Single by Dustin Lynch featuring Jelly Roll

from the album Killed the Cowboy
- Released: December 11, 2023
- Genre: Country
- Length: 3:04
- Label: Broken Bow
- Songwriters: Chase McGill; Jessi Alexander; Hunter Phelps; Mentor Williams;
- Producers: Zach Crowell; Ben Phillips;

Dustin Lynch singles chronology
| "Stars Like Confetti" (2023) | "Chevrolet" (2023) | "Broken Heart Thing" (2024) |

Jelly Roll singles chronology
| "Save Me (Remix)" (2023) | "Chevrolet" (2023) | "Wild Ones" (2023) |

Music video
- "Chevrolet" on YouTube

= Chevrolet (song) =

2023 single by Dustin Lynch featuring Jelly Roll

"Chevrolet" is a song by American country music singer Dustin Lynch featuring American singer Jelly Roll.

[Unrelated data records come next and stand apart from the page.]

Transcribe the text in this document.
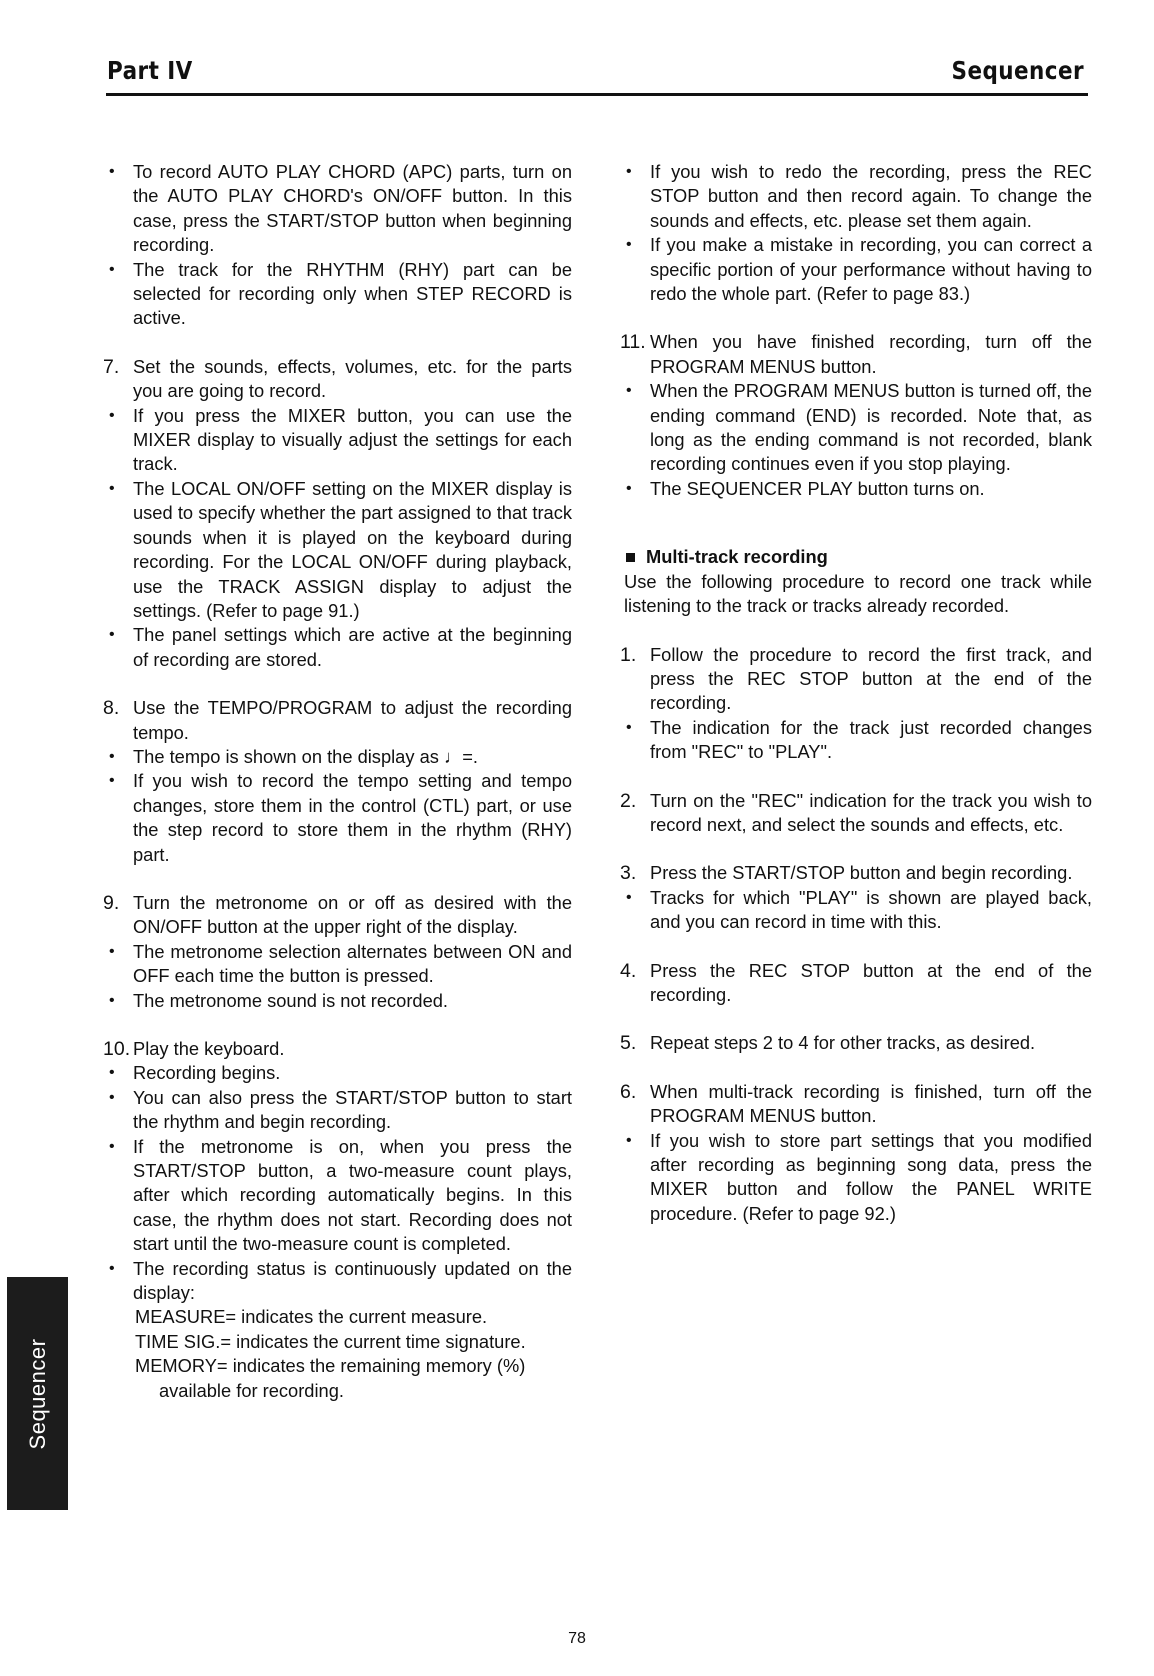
Part IV	Sequencer

• To record AUTO PLAY CHORD (APC) parts, turn on the AUTO PLAY CHORD's ON/OFF button. In this case, press the START/STOP button when beginning recording.

• The track for the RHYTHM (RHY) part can be selected for recording only when STEP RECORD is active.

7. Set the sounds, effects, volumes, etc. for the parts you are going to record.

• If you press the MIXER button, you can use the MIXER display to visually adjust the settings for each track.

• The LOCAL ON/OFF setting on the MIXER display is used to specify whether the part assigned to that track sounds when it is played on the keyboard during recording. For the LOCAL ON/OFF during playback, use the TRACK ASSIGN display to adjust the settings. (Refer to page 91.)

• The panel settings which are active at the beginning of recording are stored.

8. Use the TEMPO/PROGRAM to adjust the recording tempo.

• The tempo is shown on the display as ♩=.

• If you wish to record the tempo setting and tempo changes, store them in the control (CTL) part, or use the step record to store them in the rhythm (RHY) part.

9. Turn the metronome on or off as desired with the ON/OFF button at the upper right of the display.

• The metronome selection alternates between ON and OFF each time the button is pressed.

• The metronome sound is not recorded.

10. Play the keyboard.

• Recording begins.

• You can also press the START/STOP button to start the rhythm and begin recording.

• If the metronome is on, when you press the START/STOP button, a two-measure count plays, after which recording automatically begins. In this case, the rhythm does not start. Recording does not start until the two-measure count is completed.

• The recording status is continuously updated on the display:

MEASURE= indicates the current measure.

TIME SIG.= indicates the current time signature.

MEMORY= indicates the remaining memory (%) available for recording.

• If you wish to redo the recording, press the REC STOP button and then record again. To change the sounds and effects, etc. please set them again.

• If you make a mistake in recording, you can correct a specific portion of your performance without having to redo the whole part. (Refer to page 83.)

11. When you have finished recording, turn off the PROGRAM MENUS button.

• When the PROGRAM MENUS button is turned off, the ending command (END) is recorded. Note that, as long as the ending command is not recorded, blank recording continues even if you stop playing.

• The SEQUENCER PLAY button turns on.

Multi-track recording

Use the following procedure to record one track while listening to the track or tracks already recorded.

1. Follow the procedure to record the first track, and press the REC STOP button at the end of the recording.

• The indication for the track just recorded changes from "REC" to "PLAY".

2. Turn on the "REC" indication for the track you wish to record next, and select the sounds and effects, etc.

3. Press the START/STOP button and begin recording.

• Tracks for which "PLAY" is shown are played back, and you can record in time with this.

4. Press the REC STOP button at the end of the recording.

5. Repeat steps 2 to 4 for other tracks, as desired.

6. When multi-track recording is finished, turn off the PROGRAM MENUS button.

• If you wish to store part settings that you modified after recording as beginning song data, press the MIXER button and follow the PANEL WRITE procedure. (Refer to page 92.)

Sequencer
78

It was first released on September 15, 2023, as a promotional single from Lynch's sixth studio album Killed the Cowboy (2023), before being released to country radio on December 11, 2023, as the album's lead single. It was written by Chase McGill, Jessi Alexander, Hunter Phelps, and Mentor Williams and produced by Zach Crowell, and Ben Phillips. The song contains lyrics set to the melody of "Drift Away" by Mentor Williams.

==Composition==
The song combines country and hip-hop elements, opening with acoustic guitar strums and audio samples of people talking in a bar. Dustin Lynch recounts a romantic encounter in the opening verse and sings in the melody of "Drift Away" during the chorus, in which he describes his ideal environment to spend time with a "country girl": a six-pack, some Brooks & Dunn and a Chevrolet. Jelly Roll performs the second verse.

==Music video==
An official music video was directed by Mason Dixon and released on May 22, 2024. It opens with a teenager being bullied by a peer who is interested in the same girl as him. He cycles home and listens to Jelly Roll's music for comfort in his bedroom. The girl he loves goes to his house, and they drive off to a Dustin Lynch garage concert together.

==Charts==

===Weekly charts===

Weekly chart performance
| Chart (2023–2024) | Peak position |
|---|---|
| Canada Hot 100 (Billboard) | 60 |
| Canada Country (Billboard) | 1 |
| US Billboard Hot 100 | 50 |
| US Country Airplay (Billboard) | 1 |
| US Hot Country Songs (Billboard) | 15 |

===Year-end charts===

Annual chart rankings
| Chart (2024) | Position |
|---|---|
| US Country Airplay (Billboard) | 11 |
| US Hot Country Songs (Billboard) | 44 |
| US Radio Songs (Billboard) | 47 |

== Certifications ==

| Region | Certification | Certified units/sales |
| United States (RIAA) | Platinum | 1,000,000^{‡} |
^{‡} Sales+streaming figures based on certification alone.